I wanted to understand the full end-to-end pipeline behind common models (linear regression and logistic regression) — not just using libraries, but implementing the learning loop and seeing how optimization choices change convergence and generalization.

For classification, accuracy alone isn’t enough: a model can be ‘right’ but still output unreliable probabilities. That matters when predictions are used for downstream decisions.

Solution

I implemented linear regression and logistic regression from scratch, including the full training loop, gradient computation, and evaluation metrics.

I trained using both full-batch Gradient Descent and mini-batch SGD to compare speed, stability, and sensitivity to hyperparameters.

To reduce overfitting and improve reliability, I added regularization (Ridge/L2) and studied probability calibration to make predicted confidences more trustworthy.

Architecture

Data pipeline: loaded datasets, removed non-informative ID columns, checked missing values/duplicates, and ran basic statistics + correlation exploration to understand feature behavior.

Linear regression (Parkinson’s): implemented MSE/SSE objective, computed gradients, trained with GD/mini-batch SGD, and tracked train/validation error to detect over/underfitting.

Logistic regression (Breast Cancer): implemented sigmoid + cross-entropy loss, trained with GD/SGD, and evaluated using classification metrics (not just raw loss).

Regularization + calibration: applied L2 penalty to control weight growth and compared how it affects generalization; examined probability outputs to ensure confidence aligns with correctness.

What I optimized

Training stability: compared batch size effects (variance vs convergence smoothness) and tuned learning rates to avoid divergence or painfully slow training.

Generalization: used validation-driven iteration with L2 regularization to reduce overfitting, especially when features were correlated or noisy.

Interpretability: relied on clear plots (loss curves, error trends, correlation heatmaps) to justify decisions instead of guessing hyperparameters blindly.

Results

Produced an end-to-end reproducible pipeline that trains linear and logistic regression models from scratch and compares GD vs mini-batch SGD behavior.

Demonstrated clear convergence differences: batch GD produced smoother learning curves, while mini-batch SGD reached good solutions faster but introduced noisier updates.

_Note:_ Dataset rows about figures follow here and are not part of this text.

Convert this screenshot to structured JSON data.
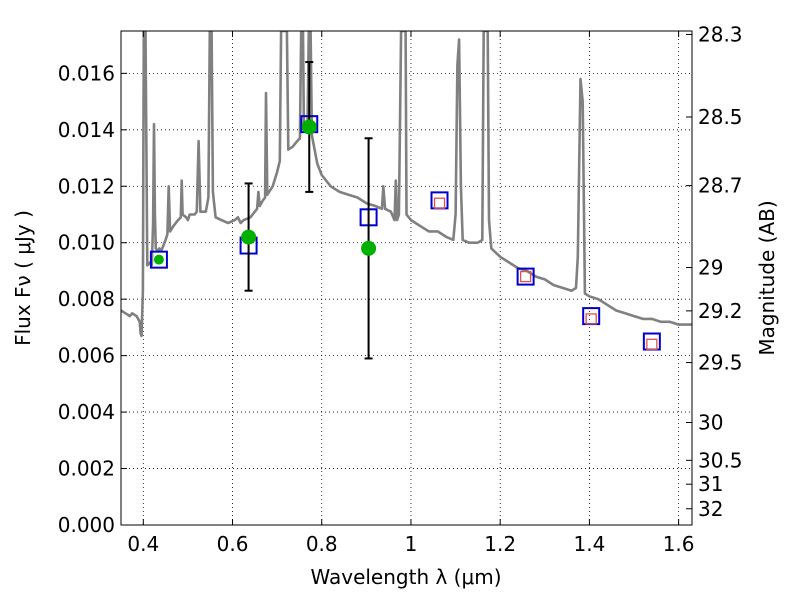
{
  "chart_data": {
    "type": "line",
    "title": "",
    "xlabel": "Wavelength  λ (μm)",
    "ylabel": "Flux  Fν  ( μJy )",
    "ylabel_right": "Magnitude (AB)",
    "xlim": [
      0.35,
      1.63
    ],
    "ylim": [
      0,
      0.0175
    ],
    "grid": true,
    "xticks": [
      {
        "v": 0.4,
        "label": "0.4"
      },
      {
        "v": 0.6,
        "label": "0.6"
      },
      {
        "v": 0.8,
        "label": "0.8"
      },
      {
        "v": 1.0,
        "label": "1"
      },
      {
        "v": 1.2,
        "label": "1.2"
      },
      {
        "v": 1.4,
        "label": "1.4"
      },
      {
        "v": 1.6,
        "label": "1.6"
      }
    ],
    "yticks": [
      {
        "v": 0.0,
        "label": "0.000"
      },
      {
        "v": 0.002,
        "label": "0.002"
      },
      {
        "v": 0.004,
        "label": "0.004"
      },
      {
        "v": 0.006,
        "label": "0.006"
      },
      {
        "v": 0.008,
        "label": "0.008"
      },
      {
        "v": 0.01,
        "label": "0.010"
      },
      {
        "v": 0.012,
        "label": "0.012"
      },
      {
        "v": 0.014,
        "label": "0.014"
      },
      {
        "v": 0.016,
        "label": "0.016"
      }
    ],
    "mag_ticks": [
      {
        "v": 28.3,
        "label": "28.3"
      },
      {
        "v": 28.5,
        "label": "28.5"
      },
      {
        "v": 28.7,
        "label": "28.7"
      },
      {
        "v": 29.0,
        "label": "29"
      },
      {
        "v": 29.2,
        "label": "29.2"
      },
      {
        "v": 29.5,
        "label": "29.5"
      },
      {
        "v": 30.0,
        "label": "30"
      },
      {
        "v": 30.5,
        "label": "30.5"
      },
      {
        "v": 31.0,
        "label": "31"
      },
      {
        "v": 32.0,
        "label": "32"
      }
    ],
    "series": [
      {
        "kind": "spectrum",
        "color": "#808080",
        "points": [
          [
            0.35,
            0.0076
          ],
          [
            0.36,
            0.0075
          ],
          [
            0.37,
            0.0074
          ],
          [
            0.375,
            0.0075
          ],
          [
            0.385,
            0.0074
          ],
          [
            0.392,
            0.0072
          ],
          [
            0.394,
            0.0068
          ],
          [
            0.396,
            0.0067
          ],
          [
            0.399,
            0.0083
          ],
          [
            0.401,
            0.0175
          ],
          [
            0.405,
            0.0175
          ],
          [
            0.409,
            0.0092
          ],
          [
            0.415,
            0.0093
          ],
          [
            0.419,
            0.0092
          ],
          [
            0.422,
            0.0107
          ],
          [
            0.424,
            0.0142
          ],
          [
            0.426,
            0.011
          ],
          [
            0.428,
            0.0098
          ],
          [
            0.432,
            0.0097
          ],
          [
            0.436,
            0.0098
          ],
          [
            0.44,
            0.0097
          ],
          [
            0.445,
            0.0099
          ],
          [
            0.45,
            0.0101
          ],
          [
            0.454,
            0.0103
          ],
          [
            0.457,
            0.012
          ],
          [
            0.46,
            0.0104
          ],
          [
            0.468,
            0.0106
          ],
          [
            0.478,
            0.0108
          ],
          [
            0.484,
            0.0109
          ],
          [
            0.486,
            0.0122
          ],
          [
            0.488,
            0.011
          ],
          [
            0.496,
            0.0109
          ],
          [
            0.5,
            0.0108
          ],
          [
            0.504,
            0.011
          ],
          [
            0.515,
            0.011
          ],
          [
            0.52,
            0.0111
          ],
          [
            0.524,
            0.0136
          ],
          [
            0.528,
            0.0111
          ],
          [
            0.54,
            0.0111
          ],
          [
            0.546,
            0.0116
          ],
          [
            0.549,
            0.0175
          ],
          [
            0.553,
            0.0175
          ],
          [
            0.556,
            0.0118
          ],
          [
            0.562,
            0.0109
          ],
          [
            0.575,
            0.0108
          ],
          [
            0.59,
            0.0107
          ],
          [
            0.605,
            0.0108
          ],
          [
            0.612,
            0.0109
          ],
          [
            0.618,
            0.0107
          ],
          [
            0.625,
            0.0108
          ],
          [
            0.64,
            0.0109
          ],
          [
            0.65,
            0.0111
          ],
          [
            0.655,
            0.0112
          ],
          [
            0.658,
            0.0118
          ],
          [
            0.661,
            0.0113
          ],
          [
            0.668,
            0.0115
          ],
          [
            0.673,
            0.0116
          ],
          [
            0.675,
            0.0153
          ],
          [
            0.678,
            0.0117
          ],
          [
            0.69,
            0.012
          ],
          [
            0.7,
            0.0125
          ],
          [
            0.706,
            0.0129
          ],
          [
            0.709,
            0.0175
          ],
          [
            0.722,
            0.0175
          ],
          [
            0.725,
            0.0133
          ],
          [
            0.735,
            0.0134
          ],
          [
            0.745,
            0.0136
          ],
          [
            0.751,
            0.0137
          ],
          [
            0.754,
            0.0175
          ],
          [
            0.758,
            0.0175
          ],
          [
            0.76,
            0.014
          ],
          [
            0.768,
            0.0141
          ],
          [
            0.771,
            0.0175
          ],
          [
            0.775,
            0.0175
          ],
          [
            0.778,
            0.0138
          ],
          [
            0.79,
            0.0128
          ],
          [
            0.8,
            0.0124
          ],
          [
            0.82,
            0.012
          ],
          [
            0.84,
            0.0118
          ],
          [
            0.86,
            0.0117
          ],
          [
            0.88,
            0.0116
          ],
          [
            0.9,
            0.0114
          ],
          [
            0.92,
            0.0113
          ],
          [
            0.935,
            0.0112
          ],
          [
            0.938,
            0.012
          ],
          [
            0.942,
            0.0112
          ],
          [
            0.955,
            0.0111
          ],
          [
            0.963,
            0.0108
          ],
          [
            0.966,
            0.0122
          ],
          [
            0.969,
            0.0108
          ],
          [
            0.973,
            0.011
          ],
          [
            0.978,
            0.0175
          ],
          [
            0.988,
            0.0175
          ],
          [
            0.99,
            0.011
          ],
          [
            1.0,
            0.0108
          ],
          [
            1.02,
            0.0106
          ],
          [
            1.04,
            0.0104
          ],
          [
            1.06,
            0.0104
          ],
          [
            1.08,
            0.0102
          ],
          [
            1.095,
            0.0101
          ],
          [
            1.1,
            0.011
          ],
          [
            1.104,
            0.0163
          ],
          [
            1.108,
            0.0172
          ],
          [
            1.112,
            0.012
          ],
          [
            1.116,
            0.0101
          ],
          [
            1.13,
            0.01
          ],
          [
            1.15,
            0.01
          ],
          [
            1.16,
            0.0101
          ],
          [
            1.163,
            0.0175
          ],
          [
            1.172,
            0.0175
          ],
          [
            1.175,
            0.0108
          ],
          [
            1.18,
            0.0098
          ],
          [
            1.2,
            0.0095
          ],
          [
            1.22,
            0.0093
          ],
          [
            1.24,
            0.0091
          ],
          [
            1.26,
            0.009
          ],
          [
            1.28,
            0.0088
          ],
          [
            1.3,
            0.0087
          ],
          [
            1.32,
            0.0085
          ],
          [
            1.34,
            0.0084
          ],
          [
            1.36,
            0.0083
          ],
          [
            1.37,
            0.0084
          ],
          [
            1.374,
            0.0095
          ],
          [
            1.38,
            0.0158
          ],
          [
            1.385,
            0.015
          ],
          [
            1.39,
            0.0082
          ],
          [
            1.4,
            0.0081
          ],
          [
            1.42,
            0.008
          ],
          [
            1.44,
            0.0078
          ],
          [
            1.46,
            0.0076
          ],
          [
            1.48,
            0.0075
          ],
          [
            1.5,
            0.0074
          ],
          [
            1.52,
            0.0073
          ],
          [
            1.54,
            0.0073
          ],
          [
            1.56,
            0.0072
          ],
          [
            1.58,
            0.0072
          ],
          [
            1.6,
            0.0071
          ],
          [
            1.63,
            0.0071
          ]
        ]
      },
      {
        "kind": "model_squares_blue",
        "color": "#0000cc",
        "points": [
          [
            0.435,
            0.0094
          ],
          [
            0.636,
            0.0099
          ],
          [
            0.772,
            0.0142
          ],
          [
            0.905,
            0.0109
          ],
          [
            1.064,
            0.0115
          ],
          [
            1.257,
            0.0088
          ],
          [
            1.404,
            0.0074
          ],
          [
            1.54,
            0.0065
          ]
        ]
      },
      {
        "kind": "model_squares_red",
        "color": "#e05050",
        "points": [
          [
            1.064,
            0.0114
          ],
          [
            1.257,
            0.0088
          ],
          [
            1.404,
            0.0073
          ],
          [
            1.54,
            0.0064
          ]
        ]
      },
      {
        "kind": "observed",
        "color": "#00b000",
        "points": [
          {
            "x": 0.435,
            "y": 0.0094,
            "err": 0.0
          },
          {
            "x": 0.636,
            "y": 0.0102,
            "err": 0.0019
          },
          {
            "x": 0.772,
            "y": 0.0141,
            "err": 0.0023
          },
          {
            "x": 0.905,
            "y": 0.0098,
            "err": 0.0039
          }
        ]
      }
    ]
  }
}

Showed that regularization improves validation performance and makes the model more robust to noisy/high-variance features; calibration analysis highlighted the gap between ‘accuracy’ and ‘trustworthy confidence.’

What I'd do next

Add stronger baselines (scikit-learn) and report side-by-side performance + runtime to quantify the tradeoff between ‘from scratch’ control and optimized library implementations.

Extend evaluation beyond a single split: K-fold cross-validation + confidence intervals for more statistically stable comparisons.

Package the training loops into a clean mini-library (fit/predict/score + plotting utilities) with unit tests so experiments become fast and reusable.